Nessa segunda parte, vamos falar sobre os principais custos envolvidos no processo de gerenciamento das áreas contaminadas e nos mecanismos que garantem que esses custos serão pagos para a reabilitação dessas áreas.
Como ideia de grandeza, observem os custos abaixo:

- US$ 1,5 Bilhões: Orçamento anual do Superfund (USEPA)
- R$ 5 Milhões: Total de multas relacionadas com áreas contaminadas emitidas pela CETESB no ano de 2017
- R$ 500 a R$ 2.000 por tonelada de solo contaminada: Estimativa de custos de remediação de uma área contaminada no Brasil
- R$ 10-20 Mil/mês: Custo mensal de um sistema simples de remediação (MPE) em um posto de combustível
- R$ 45 Milhões: Custo estimado de uma remediação termal em processo de implantação no Brasil



Pode-se perceber que são valores bem elevados, e não são considerados “investimento” pelo setor produtivo, mas sim, “custo perdido”, ou “externalidade”.
Mas quem desembolsa esses recursos?
No Brasil, quem tem o dever de fazer a reabilitação de uma área contaminada é a figura do “Responsável Legal”, que, na definição atual e aos olhos da legislação, é todo aquele que, direta ou indiretamente se beneficiou da contaminação, não só aquele que efetivamente causou a contaminação.
Uma primeira ideia, para quem não conhece o assunto, o Responsável Legal seria aquele que, por dolo, culpa, negligência, imprudência ou imperícia, tenha causado o aumento da concentração de substâncias químicas no solo, água, ar, edificação, etc até níveis que possam causar dano à saúde humana ou outro bem a proteger. Mas não é assim que funciona. A realidade, para as áreas contaminadas, é bem mais complexa. Basta que se tenha uma área comprovadamente contaminada, que todos aqueles que se beneficiaram direta ou indiretamente da contaminação e/ou da área, serão responsáveis da mesma forma, incluindo: quem mantinha a atividade potencialmente poluidora; o proprietário da área; o superficiário; quem financiou a atividade; o agente econômico com mais recursos na cadeia de fornecimento da atividade (deep pocket), entre muitos outros, e seus sucessores e herdeiros, desconsiderada a pessoa jurídica, de acordo com a Política Nacional do Meio Ambiente [1].

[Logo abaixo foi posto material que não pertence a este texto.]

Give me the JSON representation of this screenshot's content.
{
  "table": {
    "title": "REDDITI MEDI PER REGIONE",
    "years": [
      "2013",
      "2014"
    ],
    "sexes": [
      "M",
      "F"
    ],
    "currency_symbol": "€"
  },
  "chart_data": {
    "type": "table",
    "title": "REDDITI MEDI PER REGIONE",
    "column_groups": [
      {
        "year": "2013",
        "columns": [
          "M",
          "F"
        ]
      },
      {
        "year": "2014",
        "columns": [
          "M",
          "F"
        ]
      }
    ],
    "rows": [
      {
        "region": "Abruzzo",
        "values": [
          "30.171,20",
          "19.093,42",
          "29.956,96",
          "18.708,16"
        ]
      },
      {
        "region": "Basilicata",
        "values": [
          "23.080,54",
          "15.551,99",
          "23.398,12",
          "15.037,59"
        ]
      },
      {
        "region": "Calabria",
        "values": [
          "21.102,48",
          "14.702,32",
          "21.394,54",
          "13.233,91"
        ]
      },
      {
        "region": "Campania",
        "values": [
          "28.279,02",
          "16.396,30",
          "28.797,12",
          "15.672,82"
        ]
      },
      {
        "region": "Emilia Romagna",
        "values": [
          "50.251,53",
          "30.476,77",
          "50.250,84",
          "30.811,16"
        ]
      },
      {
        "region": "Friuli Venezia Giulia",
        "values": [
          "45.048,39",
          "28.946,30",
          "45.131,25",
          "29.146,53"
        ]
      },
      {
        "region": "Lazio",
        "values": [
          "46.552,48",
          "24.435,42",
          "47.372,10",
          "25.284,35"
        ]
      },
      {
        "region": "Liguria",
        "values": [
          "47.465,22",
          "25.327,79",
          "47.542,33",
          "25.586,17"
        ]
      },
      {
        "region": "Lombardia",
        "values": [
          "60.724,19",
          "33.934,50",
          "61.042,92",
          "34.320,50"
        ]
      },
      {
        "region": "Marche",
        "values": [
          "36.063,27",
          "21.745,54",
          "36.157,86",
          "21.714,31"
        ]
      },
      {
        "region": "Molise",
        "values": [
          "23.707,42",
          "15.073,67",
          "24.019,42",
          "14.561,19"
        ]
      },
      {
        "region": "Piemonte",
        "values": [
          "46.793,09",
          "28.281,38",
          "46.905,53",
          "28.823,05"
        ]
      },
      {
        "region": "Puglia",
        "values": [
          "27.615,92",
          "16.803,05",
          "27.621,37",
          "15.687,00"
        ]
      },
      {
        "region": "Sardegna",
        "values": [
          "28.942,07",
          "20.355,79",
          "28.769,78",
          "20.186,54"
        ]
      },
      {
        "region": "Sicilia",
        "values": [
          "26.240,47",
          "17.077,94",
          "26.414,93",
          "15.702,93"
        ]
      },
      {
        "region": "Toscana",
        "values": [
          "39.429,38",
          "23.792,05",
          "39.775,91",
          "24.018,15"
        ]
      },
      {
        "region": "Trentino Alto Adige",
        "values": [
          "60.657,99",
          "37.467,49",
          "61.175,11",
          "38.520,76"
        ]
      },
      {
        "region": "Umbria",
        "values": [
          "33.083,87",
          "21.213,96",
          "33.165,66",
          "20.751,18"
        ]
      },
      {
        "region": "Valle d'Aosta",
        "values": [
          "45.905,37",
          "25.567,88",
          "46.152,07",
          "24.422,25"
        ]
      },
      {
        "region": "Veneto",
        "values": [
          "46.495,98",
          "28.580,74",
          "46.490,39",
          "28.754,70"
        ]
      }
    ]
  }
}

Além disso, existe também a obrigatoriedade da averbação da contaminação da área na matrícula do imóvel, e pelo menos na cidade de São Paulo, a necessidade de um parecer favorável da CETESB (ou seja, a área contaminada ou suspeita não pode oferecer nenhum risco à saúde humana) para que seja concedido o “Habite-se” para imóveis que tenham mudado de uso (industrial ou comercial para residencial), tornando o assunto mais claro e quase impossível de esconder dos órgãos reguladores, do Poder Judiciário e da sociedade como um todo.
Para uma indústria ou outro empreendimento com potencial para ser uma área contaminada, como um Posto de Combustível, existe a exigência do equacionamento do Gerenciamento de Área Contaminada para que a licença ambiental seja renovada. Outro dispositivo legal importante é a exigência, para empreendimentos potencialmente poluidores, de um plano de desativação para as empresas que pretendam encerrar as atividades naquele imóvel. Esse plano de desativação, nessa situação, obriga o Responsável Legal a entregar a área somente se não houver concentrações de substâncias químicas acima do “limite de segurança” discutido no nosso texto anterior. Isso também ajuda a eliminar um argumento do Responsável Legal do tipo “não vou arcar com os custos da reabilitação da área, prefiro mudar o meu empreendimento de local (ou de estado, ou de país)”, pois a obrigação de reabilitar a área ainda permanecerá, mesmo se o empreendimento mudar.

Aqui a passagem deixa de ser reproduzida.